I really should know better than to touch the fire twice, but I think this time it is different. Yes, all girls say that at one point to justify going through hell and back with the same guy, but you have to be completely done with that chapter in order to leave it alone.
All women know and can't forget the man that broke her heart as she started early adulthood. Whether it be him not showing up for something important, wrong timing, ending communication or choosing another woman. It never gets easier seeing his face.
Not saying that we haven't broken a couple hearts, this is most definitely not a feminist post. I am a master at ending communication after one date, because I have already made my mind up. And I typically do not give any explanations as to why it didn't work out. I'm am sorry to any of you reading this, that I have done that to.
Let me let you into my life for a couple minutes, the old freshman crush is relevant again. I told myself from the get-go that if he came back, I would be successful, smart, numb to him and beautifully independent. Became successful, and I'm working on the other goals. Well he wants to date...given he didn't want to "date" me freshman year, so it did not work out. After being around him, there was absolutely no way I could remain numb. I told myself, "He will pay, and wish he wouldn't have messed up from the beginning." The difference was, I matured, and could not help but care.
Revenge will get you nowhere, and as ridiculous as it sounds you have to follow your heart. If you don't, then you will regret your decision. Heartbreak is never easy on anyone, but you can learn, grow from it, and become stronger and smarter than before. I through myself in my career and became successful, but I was always missing that someone to share it with.
I became a more independent person. He and no one else could take that away from me. Even if it takes you a second time, may you find peace in closure and satisfaction knowing the chapter is complete. Try and try again, until you are done or have gotten what you want, and yes what YOU want, be a little selfish this time. The ball is in your court, not his.
I wrote this in January. Needless to say, it did not work out. Story of my love life. However, I know it is over for good. I would never be his number one, and that is okay because being debated or compared to is not good for the self esteem. Forcing the issue was not helping, but shutting off communication sure did. If you are not someone's number one pick to begin with, it will be nearly impossible to ever become that.
We dated and tried to become exclusive, whatever that was. I drove miles for him....he did not drive anywhere. That was tough to swallow, knowing you are not worth a two hour drive in his eyes.
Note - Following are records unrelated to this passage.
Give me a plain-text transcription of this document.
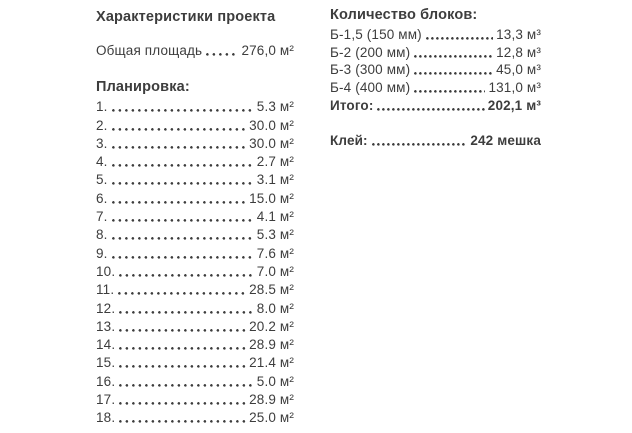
Характеристики проекта
Общая площадь	276,0 м²
Планировка:
1.	5.3 м²
2.	30.0 м²
3.	30.0 м²
4.	2.7 м²
5.	3.1 м²
6.	15.0 м²
7.	4.1 м²
8.	5.3 м²
9.	7.6 м²
10.	7.0 м²
11.	28.5 м²
12.	8.0 м²
13.	20.2 м²
14.	28.9 м²
15.	21.4 м²
16.	5.0 м²
17.	28.9 м²
18.	25.0 м²
Количество блоков:
Б-1,5 (150 мм)	13,3 м³
Б-2 (200 мм)	12,8 м³
Б-3 (300 мм)	45,0 м³
Б-4 (400 мм)	131,0 м³
Итого:	202,1 м³
Клей:	242 мешка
I am glad I did not post this in January, and probably because something told me it would never work, and I think blogging about it will subconsciously hold me accountable to not ever go back. However, what I said earlier in the post remains true. I am glad it took this one last go around to figure that out and come to accept it. I'm not going to bash him, I fell for him for several good reasons. He is handsome, fun to be around and can be kind. I'm not trying to pull a Taylor Swift.
Being on and off for years with my kryptonite would never work, because I felt like I was always trying to change myself. I lost twenty pounds, became successful, got a cool truck and chilled out because I am naturally on edge for some reason. All the materialistic things us women try to do to impress men. That still did not work, and I feel stupid for thinking it would. I just thought he would miss me when he saw me. I won't lie, I am a hopeless romantic.
Now, if he walks into an establishment where I am or we cross paths, I know my heart will beat 100 miles per hour, and I might not be totally prepared to see him when he comes back. But I know I can walk away from him.
Random question, why do we reach for sad, depressing music or a love story movie when we are going through tough times? Do we just have to infiltrate ourselves with depression? Seriously. It is weird, because I have a day dedicated to sad music and ice cream. The next months are usually followed up with intense workouts and dieting. Not in an unhealthy way or out of revenge, but it can be very beneficial. If we are looking at the bright side of things....
So, yes people I have a love life, it is just always a roller coaster, and I wish I could be serious with someone and that someone would be as crazy about me as I am for them. Until then I have my faith, family and chocolate lab, Ms. Maggie Mae, to keep me company. I promise I will not turn into the crazy dog loving lady in the mean time. haha
I think I definitely just learned something here, thank you.